In the retrospective analysis, ex vivo FCM showed comparable results to frozen sections with a comparable agreement of the intraoperative diagnoses with the final examination of the FFPE-processed materials. However, the direct comparison of FCM scans and frozen sections of the same material was not previously included in the study design in order to avoid delays in routine diagnostics and should be documented in follow-up studies. The acquisition of the FCM scans was less time-consuming in terms of personnel and technology and could be carried out by a single person in a comparable time. The histological representation of the tissue in the FCM scans was less susceptible to technical limitations such as tissue shrinkage, tear artifacts, and ice crystals. However, uneven cut surfaces of the examined samples easily lead to missing areas in the scans, as the thickness of the optical sections is just 0.5 µm and a maximum penetration depth of 200 µm can be achieved. In mucinous tumors, only a few representative tumor cells were visualized in the FCM, which led to a sampling error in one case. Conventional frozen sections had an advantage here, as a larger tumor volume could be sampled by additional serial sections.

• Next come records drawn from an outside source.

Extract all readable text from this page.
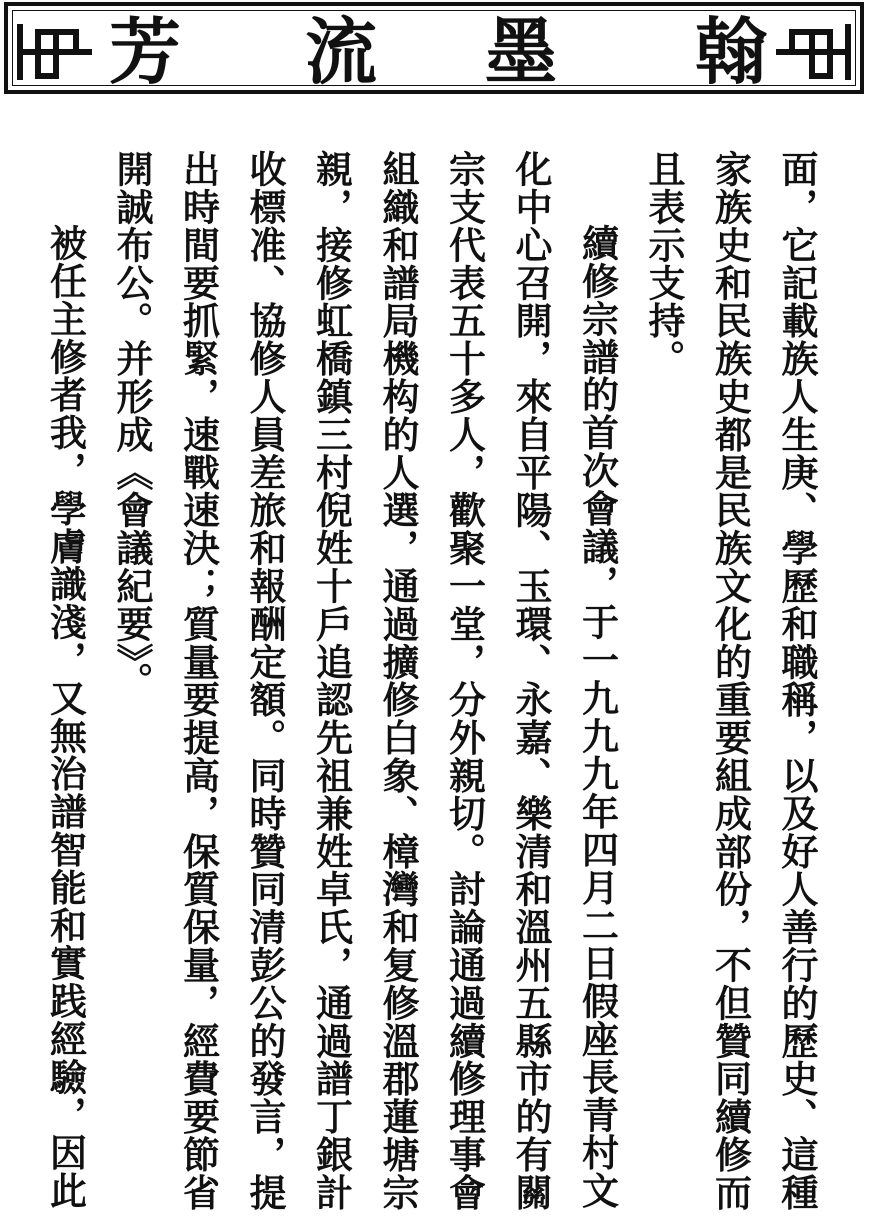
翰
墨
流
芳

面，它記載族人生庚、學歷和職稱，以及好人善行的歷史、這種

家族史和民族史都是民族文化的重要組成部份，不但贊同續修而

且表示支持。

續修宗譜的首次會議，于一九九九年四月二日假座長青村文

化中心召開，來自平陽、玉環、永嘉、樂清和溫州五縣市的有關

宗支代表五十多人，歡聚一堂，分外親切。討論通過續修理事會

組織和譜局機构的人選，通過擴修白象、樟灣和复修溫郡蓮塘宗

親，接修虹橋鎮三村倪姓十戶追認先祖兼姓卓氏，通過譜丁銀計

收標准、協修人員差旅和報酬定額。同時贊同清彭公的發言，提

出時間要抓緊，速戰速決；質量要提高，保質保量，經費要節省

開誠布公。并形成《會議紀要》。

被任主修者我，學膚識淺，又無治譜智能和實践經驗，因此
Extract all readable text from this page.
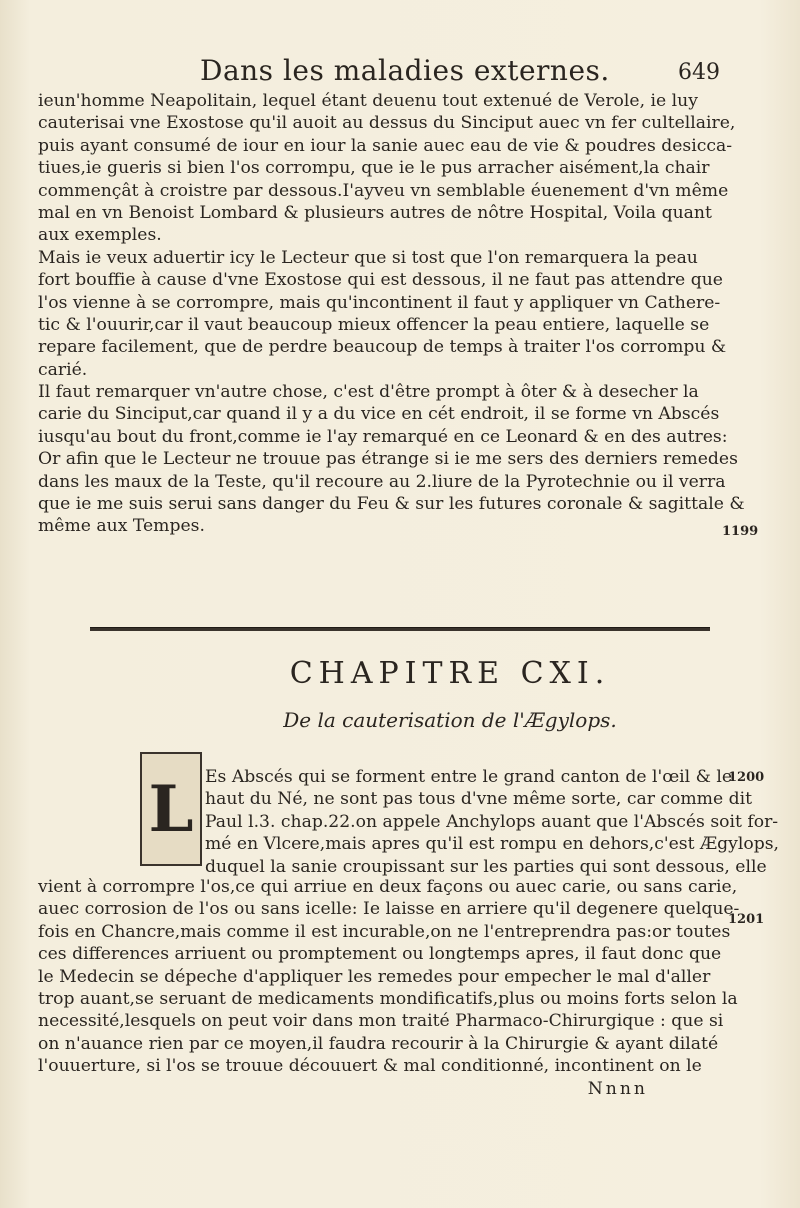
Dans les maladies externes.	649
ieun'homme Neapolitain, lequel étant deuenu tout extenué de Verole, ie luy
cauterisai vne Exostose qu'il auoit au dessus du Sinciput auec vn fer cultellaire,
puis ayant consumé de iour en iour la sanie auec eau de vie & poudres desicca-
tiues,ie gueris si bien l'os corrompu, que ie le pus arracher aisément,la chair
commençât à croistre par dessous.I'ayveu vn semblable éuenement d'vn même
mal en vn Benoist Lombard & plusieurs autres de nôtre Hospital, Voila quant
aux exemples.
Mais ie veux aduertir icy le Lecteur que si tost que l'on remarquera la peau
fort bouffie à cause d'vne Exostose qui est dessous, il ne faut pas attendre que
l'os vienne à se corrompre, mais qu'incontinent il faut y appliquer vn Cathere-
tic & l'ouurir,car il vaut beaucoup mieux offencer la peau entiere, laquelle se
repare facilement, que de perdre beaucoup de temps à traiter l'os corrompu &
carié.
Il faut remarquer vn'autre chose, c'est d'être prompt à ôter & à desecher la
carie du Sinciput,car quand il y a du vice en cét endroit, il se forme vn Abscés
iusqu'au bout du front,comme ie l'ay remarqué en ce Leonard & en des autres:
Or afin que le Lecteur ne trouue pas étrange si ie me sers des derniers remedes
dans les maux de la Teste, qu'il recoure au 2.liure de la Pyrotechnie ou il verra
que ie me suis serui sans danger du Feu & sur les futures coronale & sagittale &
même aux Tempes.	1199
CHAPITRE CXI.
De la cauterisation de l'Ægylops.
L Es Abscés qui se forment entre le grand canton de l'œil & le
haut du Né, ne sont pas tous d'vne même sorte, car comme dit
Paul l.3. chap.22.on appele Anchylops auant que l'Abscés soit for-
mé en Vlcere,mais apres qu'il est rompu en dehors,c'est Ægylops,
duquel la sanie croupissant sur les parties qui sont dessous, elle
vient à corrompre l'os,ce qui arriue en deux façons ou auec carie, ou sans carie,
auec corrosion de l'os ou sans icelle: Ie laisse en arriere qu'il degenere quelque-
fois en Chancre,mais comme il est incurable,on ne l'entreprendra pas:or toutes
ces differences arriuent ou promptement ou longtemps apres, il faut donc que
le Medecin se dépeche d'appliquer les remedes pour empecher le mal d'aller
trop auant,se seruant de medicaments mondificatifs,plus ou moins forts selon la
necessité,lesquels on peut voir dans mon traité Pharmaco-Chirurgique : que si
on n'auance rien par ce moyen,il faudra recourir à la Chirurgie & ayant dilaté
l'ouuerture, si l'os se trouue découuert & mal conditionné, incontinent on le
Nnnn
1200
1201
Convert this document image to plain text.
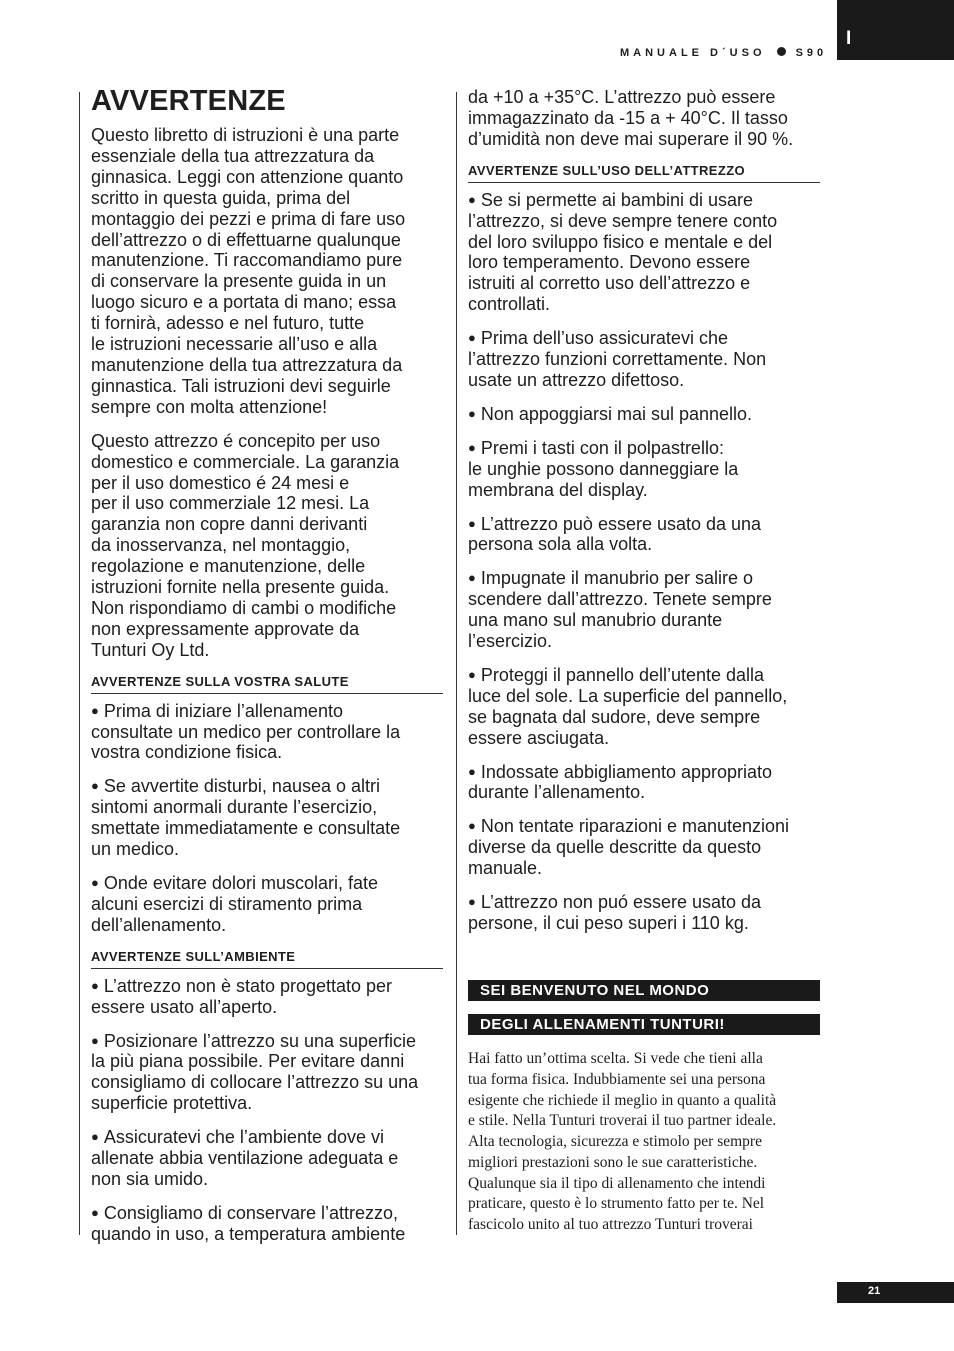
I
MANUALE D´USO	S90
AVVERTENZE

Questo libretto di istruzioni è una parte
essenziale della tua attrezzatura da
ginnasica. Leggi con attenzione quanto
scritto in questa guida, prima del
montaggio dei pezzi e prima di fare uso
dell’attrezzo o di effettuarne qualunque
manutenzione. Ti raccomandiamo pure
di conservare la presente guida in un
luogo sicuro e a portata di mano; essa
ti fornirà, adesso e nel futuro, tutte
le istruzioni necessarie all’uso e alla
manutenzione della tua attrezzatura da
ginnastica. Tali istruzioni devi seguirle
sempre con molta attenzione!

Questo attrezzo é concepito per uso
domestico e commerciale. La garanzia
per il uso domestico é 24 mesi e
per il uso commerziale 12 mesi. La
garanzia non copre danni derivanti
da inosservanza, nel montaggio,
regolazione e manutenzione, delle
istruzioni fornite nella presente guida.
Non rispondiamo di cambi o modifiche
non expressamente approvate da
Tunturi Oy Ltd.

AVVERTENZE SULLA VOSTRA SALUTE

● Prima di iniziare l’allenamento
consultate un medico per controllare la
vostra condizione fisica.

● Se avvertite disturbi, nausea o altri
sintomi anormali durante l’esercizio,
smettate immediatamente e consultate
un medico.

● Onde evitare dolori muscolari, fate
alcuni esercizi di stiramento prima
dell’allenamento.

AVVERTENZE SULL’AMBIENTE

● L’attrezzo non è stato progettato per
essere usato all’aperto.

● Posizionare l’attrezzo su una superficie
la più piana possibile. Per evitare danni
consigliamo di collocare l’attrezzo su una
superficie protettiva.

● Assicuratevi che l’ambiente dove vi
allenate abbia ventilazione adeguata e
non sia umido.

● Consigliamo di conservare l’attrezzo,
quando in uso, a temperatura ambiente

da +10 a +35°C. L’attrezzo può essere
immagazzinato da -15 a + 40°C. Il tasso
d’umidità non deve mai superare il 90 %.

AVVERTENZE SULL’USO DELL’ATTREZZO

● Se si permette ai bambini di usare
l’attrezzo, si deve sempre tenere conto
del loro sviluppo fisico e mentale e del
loro temperamento. Devono essere
istruiti al corretto uso dell’attrezzo e
controllati.

● Prima dell’uso assicuratevi che
l’attrezzo funzioni correttamente. Non
usate un attrezzo difettoso.

● Non appoggiarsi mai sul pannello.

● Premi i tasti con il polpastrello:
le unghie possono danneggiare la
membrana del display.

● L’attrezzo può essere usato da una
persona sola alla volta.

● Impugnate il manubrio per salire o
scendere dall’attrezzo. Tenete sempre
una mano sul manubrio durante
l’esercizio.

● Proteggi il pannello dell’utente dalla
luce del sole. La superficie del pannello,
se bagnata dal sudore, deve sempre
essere asciugata.

● Indossate abbigliamento appropriato
durante l’allenamento.

● Non tentate riparazioni e manutenzioni
diverse da quelle descritte da questo
manuale.

● L’attrezzo non puó essere usato da
persone, il cui peso superi i 110 kg.

SEI BENVENUTO NEL MONDO
DEGLI ALLENAMENTI TUNTURI!

Hai fatto un’ottima scelta. Si vede che tieni alla
tua forma fisica. Indubbiamente sei una persona
esigente che richiede il meglio in quanto a qualità
e stile. Nella Tunturi troverai il tuo partner ideale.
Alta tecnologia, sicurezza e stimolo per sempre
migliori prestazioni sono le sue caratteristiche.
Qualunque sia il tipo di allenamento che intendi
praticare, questo è lo strumento fatto per te. Nel
fascicolo unito al tuo attrezzo Tunturi troverai

21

The main limitation of our study is the small number of cases. Further studies on larger numbers of patients and involving as many centers as possible are needed before the technique can be established in the intraoperative routine diagnosis of lung tumors. However, the promising results of this first feasibility study focusing solely on lung resectation specimens suggest that the previous experience of our working group with FCM on samples from the prostate [21,25] and the liver [26] might be transferred to the diagnosis of lung tumors. We hope that this study will encourage other lung cancer centers to gain diagnostic experience with this instrument, which has advantages over frozen sections due to its material-sparing properties.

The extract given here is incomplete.